During the 1950s and 1960s, the company procured important resources like rubber, petroleum, and fertilizer to support China's industrialization campaigns. It initially focused on trade with the other socialist states, especially the Soviet Union and East Germany, but later increased trade with regional neighbors like Singapore and Japan.

=== China National Chemicals Import & Export Co., Ltd. ===
On 1 January 1961, after restructuring of MOFTEC's affiliated administrative units and enterprises, China National Import & Export Co was changed into China National Chemicals Import & Export Corp.

=== China National Chemicals Import & Export Corp. ===
On 12 June 1965, MOFTEC decided to standardize the names of foreign trade companies. On July 16, China National Import & Export Co was changed into China National Import & Export Corp.

By 1994, the company had overseas branches in more than 20 other countries.

In 1999, the company hired consulting firm McKinsey & Company to improve its management and internal controls. This was the first time a central SOE of China had hired a foreign consulting firm.

In 2001, company Chairman Liu Deshu implemented the "1-2-3" strategy for the company's development. Through this approach, the company focused on market competition ("one ability"), expanding into foreign and domestic markets up and down the industry chain ("two expansions"), and developing core businesses of petroleum, fertilizer, and chemical products ("three core business areas").

=== Sinochem Group ===
On 10 November 2003, Sinochem changed its name from China National Chemicals Import & Export Corporation to Sinochem Corporation with the approval of the State Assets Administration and Supervision Commission and the State Administration for Industry and Commerce.

In August 2009, Sinochem bought the United Kingdom-based oil company Emerald Energy.

In November 2011, the company announced that it expected to raise ¥35 billion in its IPO, making it the largest IPO of the year in China and the sixth largest in the country's history.
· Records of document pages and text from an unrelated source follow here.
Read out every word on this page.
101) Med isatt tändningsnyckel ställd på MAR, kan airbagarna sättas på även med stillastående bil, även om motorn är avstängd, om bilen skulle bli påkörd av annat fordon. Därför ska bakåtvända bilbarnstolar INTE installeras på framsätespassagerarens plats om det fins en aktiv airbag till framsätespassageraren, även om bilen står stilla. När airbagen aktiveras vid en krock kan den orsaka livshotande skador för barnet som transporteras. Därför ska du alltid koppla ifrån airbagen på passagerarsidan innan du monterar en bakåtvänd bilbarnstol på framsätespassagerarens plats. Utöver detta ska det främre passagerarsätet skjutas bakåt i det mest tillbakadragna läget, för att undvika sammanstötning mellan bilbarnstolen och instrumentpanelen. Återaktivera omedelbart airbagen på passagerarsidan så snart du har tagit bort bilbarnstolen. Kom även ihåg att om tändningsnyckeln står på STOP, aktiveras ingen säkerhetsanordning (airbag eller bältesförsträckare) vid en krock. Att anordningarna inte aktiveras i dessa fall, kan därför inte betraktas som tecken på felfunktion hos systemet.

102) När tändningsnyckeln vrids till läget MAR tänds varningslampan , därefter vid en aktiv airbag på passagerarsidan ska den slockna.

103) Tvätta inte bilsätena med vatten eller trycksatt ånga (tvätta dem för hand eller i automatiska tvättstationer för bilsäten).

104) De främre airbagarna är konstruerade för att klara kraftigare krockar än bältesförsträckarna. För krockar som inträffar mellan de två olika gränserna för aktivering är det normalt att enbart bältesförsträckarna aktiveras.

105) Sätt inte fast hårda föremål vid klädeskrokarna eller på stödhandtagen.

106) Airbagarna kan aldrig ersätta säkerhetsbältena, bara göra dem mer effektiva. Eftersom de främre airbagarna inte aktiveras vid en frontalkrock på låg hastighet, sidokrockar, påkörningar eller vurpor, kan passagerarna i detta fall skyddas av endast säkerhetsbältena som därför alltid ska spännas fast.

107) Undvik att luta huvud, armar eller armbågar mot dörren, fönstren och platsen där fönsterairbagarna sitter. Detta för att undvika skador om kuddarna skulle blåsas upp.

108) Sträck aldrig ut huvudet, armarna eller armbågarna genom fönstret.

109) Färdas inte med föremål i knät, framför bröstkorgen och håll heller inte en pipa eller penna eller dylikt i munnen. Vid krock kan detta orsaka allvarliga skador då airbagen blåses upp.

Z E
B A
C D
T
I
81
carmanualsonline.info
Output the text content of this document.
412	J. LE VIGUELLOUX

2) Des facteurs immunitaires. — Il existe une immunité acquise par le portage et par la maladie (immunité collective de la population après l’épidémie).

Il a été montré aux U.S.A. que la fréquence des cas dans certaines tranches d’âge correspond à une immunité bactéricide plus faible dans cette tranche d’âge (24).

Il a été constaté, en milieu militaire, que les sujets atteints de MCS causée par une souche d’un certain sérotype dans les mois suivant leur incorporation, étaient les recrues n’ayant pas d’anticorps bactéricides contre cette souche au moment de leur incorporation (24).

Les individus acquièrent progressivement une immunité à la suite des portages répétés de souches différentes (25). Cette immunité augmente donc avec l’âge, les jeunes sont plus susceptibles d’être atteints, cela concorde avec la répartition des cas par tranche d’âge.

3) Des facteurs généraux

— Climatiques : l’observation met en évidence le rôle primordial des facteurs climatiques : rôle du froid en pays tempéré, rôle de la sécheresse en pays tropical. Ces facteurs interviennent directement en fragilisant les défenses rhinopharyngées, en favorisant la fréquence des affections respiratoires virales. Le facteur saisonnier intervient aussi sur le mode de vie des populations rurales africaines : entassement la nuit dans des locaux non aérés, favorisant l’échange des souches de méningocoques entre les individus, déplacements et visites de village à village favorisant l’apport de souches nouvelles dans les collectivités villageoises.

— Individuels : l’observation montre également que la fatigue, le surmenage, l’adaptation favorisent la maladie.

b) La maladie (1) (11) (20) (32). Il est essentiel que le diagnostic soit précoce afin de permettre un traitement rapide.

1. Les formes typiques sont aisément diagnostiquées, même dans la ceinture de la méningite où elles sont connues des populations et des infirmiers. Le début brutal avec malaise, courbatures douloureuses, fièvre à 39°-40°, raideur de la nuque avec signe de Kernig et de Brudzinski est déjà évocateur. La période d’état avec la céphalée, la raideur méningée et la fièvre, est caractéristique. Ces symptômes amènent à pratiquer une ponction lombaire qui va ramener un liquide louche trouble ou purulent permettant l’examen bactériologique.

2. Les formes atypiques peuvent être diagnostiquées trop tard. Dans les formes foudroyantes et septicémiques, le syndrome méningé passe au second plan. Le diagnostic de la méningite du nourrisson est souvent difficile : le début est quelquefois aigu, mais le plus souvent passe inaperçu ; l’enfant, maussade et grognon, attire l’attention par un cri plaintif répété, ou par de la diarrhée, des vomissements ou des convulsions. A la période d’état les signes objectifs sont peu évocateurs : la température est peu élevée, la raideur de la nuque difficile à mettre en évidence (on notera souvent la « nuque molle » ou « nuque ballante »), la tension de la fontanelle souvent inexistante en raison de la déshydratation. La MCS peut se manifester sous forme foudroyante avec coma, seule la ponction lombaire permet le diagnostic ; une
Funds from the IPO would be put towards the development of an oil refinery in Quanzhou, a port city in Fujian province.

In 2016, Ning Gaoning became Sinochem Chairman and Secretary of its Party Committee, taking over for Liu Deshu who had been in those roles from 1998 to 2015. In 2017, Ning implemented an "in science we trust" strategy for Sinochem. Through this strategy, Sinochem focused on innovation, industrial upgrading, and investment. As part of this approach, Sinochem created positions for chief scientists and chief technology officers at all levels of Sinochem, from the holding company to strategic development units. During Ning's tenure, Sinochem emphasized its core business of petrochemicals and chemicals, investing, and a limited diversification in agriculture, real estate, and finance. Ning focused Sinochem on improving technology and making capital investments rather than acquiring and operating fixed assets. Ning resigned from Sinochem in 2022.

As of 2024, Sinochem is one of the world's largest petroleum and chemicals companies.

In October 2025, the company relocated its headquarters to Xiong'an, bringing about 1,000 employees.

=== U.S. investment prohibition ===

In August 2020, the United States Department of Defense named Sinochem as one of several companies backed by the People's Liberation Army. In November 2020, Donald Trump issued an executive order prohibiting any American company or individual from owning shares in companies that the United States Department of Defense has listed as having links to the People's Liberation Army, which included Sinochem.